5G promises to make mobile connectivity vastly faster, so how does it work and what is the price to pay for increased convenience in the IoT network?
By now, almost everyone with a mobile device has heard of 3G and 4G. Soon, however, a new protocol called 5G will be rolled out. These fifth-generation mobile networks will be much faster than previous generations and are poised to open up new uses for mobile data. So, what is 5G, and what advantages will it bring?
First-generation networks were analogue, and only carried voice signals. In the 1990s, digital 2G networks were launched which offered basic features like text and picture messaging. By the early 2000s, 3G networks offered speeds fast enough to allow video calling and mobile data. Ten years later, 4G networks were fast enough to support mobile internet, video streaming and gaming.
Beginning in 2019, several countries will begin rolling out 5G. Early adopters will include South Korea, the U.S., Japan, China and the UK. The 5G networks will be much faster than existing 4G – possibly up to 100 times faster, up to 10 GB per second. This is fast enough to download an entire HD movie in just ten seconds. To put this in perspective, the same movie would take more than 24 hours in 3G and around 7 minutes in 4G. The 5G networks will also reduce lag time to milliseconds. Eliminating this latency is key to the development of self-driving vehicles, where a longer delay could be enough to cause accidents. 5G networks will also have greater capacity, to cope with the increasing amount of IoT devices.
A basic mobile network works by converting data, such as your voice or a video, into an electrical signal which is transmitted to the nearest mobile tower along electromagnetic (radio) waves. The signal is passed along through a network of towers, before arriving at its destination (such as another phone).

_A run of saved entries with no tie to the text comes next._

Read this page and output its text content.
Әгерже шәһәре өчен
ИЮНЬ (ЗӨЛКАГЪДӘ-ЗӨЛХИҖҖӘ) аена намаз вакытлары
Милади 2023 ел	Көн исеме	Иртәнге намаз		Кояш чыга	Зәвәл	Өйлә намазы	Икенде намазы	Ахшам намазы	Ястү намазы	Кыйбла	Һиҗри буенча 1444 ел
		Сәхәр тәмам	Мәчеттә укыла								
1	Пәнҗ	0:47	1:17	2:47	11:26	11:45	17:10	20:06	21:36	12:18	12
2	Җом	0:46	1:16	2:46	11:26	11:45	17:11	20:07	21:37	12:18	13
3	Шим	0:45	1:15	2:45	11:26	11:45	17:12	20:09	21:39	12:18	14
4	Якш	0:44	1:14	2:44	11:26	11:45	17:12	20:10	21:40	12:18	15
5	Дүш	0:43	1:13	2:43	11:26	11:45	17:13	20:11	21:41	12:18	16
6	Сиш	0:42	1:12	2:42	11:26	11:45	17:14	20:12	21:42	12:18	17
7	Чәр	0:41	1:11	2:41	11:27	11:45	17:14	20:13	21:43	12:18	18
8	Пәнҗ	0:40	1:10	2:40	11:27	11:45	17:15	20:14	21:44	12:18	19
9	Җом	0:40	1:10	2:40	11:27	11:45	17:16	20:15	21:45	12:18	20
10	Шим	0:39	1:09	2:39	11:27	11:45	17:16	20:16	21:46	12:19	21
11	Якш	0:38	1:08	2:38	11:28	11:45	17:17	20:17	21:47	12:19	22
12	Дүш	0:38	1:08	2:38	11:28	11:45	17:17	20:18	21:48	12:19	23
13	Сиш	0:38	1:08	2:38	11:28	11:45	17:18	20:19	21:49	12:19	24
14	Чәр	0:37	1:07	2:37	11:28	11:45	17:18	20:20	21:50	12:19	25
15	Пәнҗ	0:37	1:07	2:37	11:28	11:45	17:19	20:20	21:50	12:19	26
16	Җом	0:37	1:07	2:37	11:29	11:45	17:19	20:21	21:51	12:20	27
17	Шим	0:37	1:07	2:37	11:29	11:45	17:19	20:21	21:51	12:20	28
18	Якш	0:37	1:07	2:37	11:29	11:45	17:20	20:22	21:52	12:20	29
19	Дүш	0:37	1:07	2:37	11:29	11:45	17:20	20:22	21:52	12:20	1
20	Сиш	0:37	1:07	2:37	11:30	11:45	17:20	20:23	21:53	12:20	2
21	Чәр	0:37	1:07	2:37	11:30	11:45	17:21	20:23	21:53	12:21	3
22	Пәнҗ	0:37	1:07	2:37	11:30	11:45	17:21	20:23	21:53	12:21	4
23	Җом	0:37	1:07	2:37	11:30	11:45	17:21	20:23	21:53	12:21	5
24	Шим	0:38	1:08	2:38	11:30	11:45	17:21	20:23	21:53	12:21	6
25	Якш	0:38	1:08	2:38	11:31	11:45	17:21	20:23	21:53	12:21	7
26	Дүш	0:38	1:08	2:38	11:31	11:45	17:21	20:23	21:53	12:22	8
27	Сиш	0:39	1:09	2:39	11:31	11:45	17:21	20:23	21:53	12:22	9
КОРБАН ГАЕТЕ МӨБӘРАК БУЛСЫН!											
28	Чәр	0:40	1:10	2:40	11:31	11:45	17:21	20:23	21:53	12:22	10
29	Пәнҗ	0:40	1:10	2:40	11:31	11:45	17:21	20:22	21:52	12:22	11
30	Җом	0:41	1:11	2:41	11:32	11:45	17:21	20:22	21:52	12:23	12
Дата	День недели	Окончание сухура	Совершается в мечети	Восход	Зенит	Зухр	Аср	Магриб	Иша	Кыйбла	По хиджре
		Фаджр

The frequency of a wave is the number of waves produced by a source, or passing through a certain point, each second. Most radio stations broadcast radio waves with frequencies of about 100MHz, while most wireless networks operate at around 2.6 GHz. The 5G networks, in contrast, will operate in a very high frequency range above 15 GHz. These are also sometimes called millimetre waves. This range of frequencies is much less crowded and can carry more information much faster.
However, the higher frequency bands cannot carry information as far, and have difficulty getting around obstacles such as walls and buildings. This is because, like light, sound and gravity, radio waves follow the inverse square law – every time the distance doubles, the energy is cut in half. This means that 5G will require many more antennas, to boost the signals. Some experts warn about the potential health risks associated with the elevated exposure to electric and magnetic fields (EMFs) in the high-energy range. In 2011 the World Health Organization (WHO) classified radio frequency radiation as a possible 2B carcinogen.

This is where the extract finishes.